When working with imbalanced data for machine learning tasks in PyTorch, and simple random split might not be able to partly divide classes that are not well represented. Resulting sample splits might not portray the real-world population, leading to poor predictive peformance in the resulting model.
Therefore, I have created a simple function for conducting a stratified split with random shuffling, similar to that of StratifiedShuffleSplit from scikit-learn (https://scikit-learn.org/stable/modules/generated/sklearn.model_selection.StratifiedShuffleSplit.html)
import random
import math
import torch.utils.data
from collections import defaultdict
def stratified_split(dataset : torch.utils.data.Dataset, labels, fraction, random_state=None):
if random_state: random.seed(random_state)
indices_per_label = defaultdict(list)
for index, label in enumerate(labels):
indices_per_label[label].append(index)
first_set_indices, second_set_indices = list(), list()
for label, indices in indices_per_label.items():
n_samples_for_label = round(len(indices) * fraction)
random_indices_sample = random.sample(indices, n_samples_for_label)
first_set_indices.extend(random_indices_sample)
second_set_indices.extend(set(indices) - set(random_indices_sample))
first_set_inputs = torch.utils.data.Subset(dataset, first_set_indices)
first_set_labels = list(map(labels.__getitem__, first_set_indices))
second_set_inputs = torch.utils.data.Subset(dataset, second_set_indices)
second_set_labels = list(map(labels.__getitem__, second_set_indices))
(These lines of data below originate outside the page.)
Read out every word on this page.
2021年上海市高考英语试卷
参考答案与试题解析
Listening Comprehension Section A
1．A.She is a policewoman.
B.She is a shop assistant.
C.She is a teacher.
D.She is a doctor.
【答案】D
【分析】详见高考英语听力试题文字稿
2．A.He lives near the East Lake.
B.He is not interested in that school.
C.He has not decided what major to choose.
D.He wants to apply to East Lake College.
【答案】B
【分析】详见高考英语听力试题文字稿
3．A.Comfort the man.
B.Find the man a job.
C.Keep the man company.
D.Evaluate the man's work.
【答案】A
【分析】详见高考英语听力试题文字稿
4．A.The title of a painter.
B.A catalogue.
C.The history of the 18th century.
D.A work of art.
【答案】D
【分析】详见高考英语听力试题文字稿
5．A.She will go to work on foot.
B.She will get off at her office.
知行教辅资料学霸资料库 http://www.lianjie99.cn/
return first_set_inputs, first_set_labels, second_set_inputs, second_set_labels
The function splits a provided PyTorch Dataset object into two PyTorch Subset objects using stratified random sampling. The fraction-parameter must be a float value (0.0 < fraction < 1.0) that is the decimal percentage of the first resulting subset.
For example, given a set of 100 samples, a fraction of 0.75 will return two stratified subsets of length 75 and 25 samples respectively.
For a different example with a fraction of 2/3, a dataset of 100 samples will be split into two stratified subsets of length 67 and 33 samples respectively.
The code below demonstrates how to split the Credit Card Fraud dataset (https://www.kaggle.com/mlg-ulb/creditcardfraud) into a training set, validation set and testing set in PyTorch. This dataset consists of 284,807 samples.
df = pandas.read_csv('./data/CreditCardFraud/creditcard.csv')
inputs = df.iloc[:, :-1].values
labels = df.iloc[:, -1].values
sc = sklearn.preprocessing.StandardScaler()
torch_inputs = sc.fit_transform(inputs)
torch_inputs = torch.from_numpy(torch_inputs).float()
torch_labels = torch.from_numpy(labels).float()
dataset = torch.utils.data.TensorDataset(torch_inputs, torch_labels)
# split dataset into training-, testing- and validation set
train_data, train_labels, test_data, _ = stratified_split(dataset, labels, fraction=0.9, random_state=1)
train_data, train_labels, eval_data, _ = stratified_split(train_data, train_labels, fraction=0.9, random_state=1)
This yields the following datasets:
Train data length: 230,695
Eval data length: 25,632
Test data length: 28,480
Total data lenth: 284,807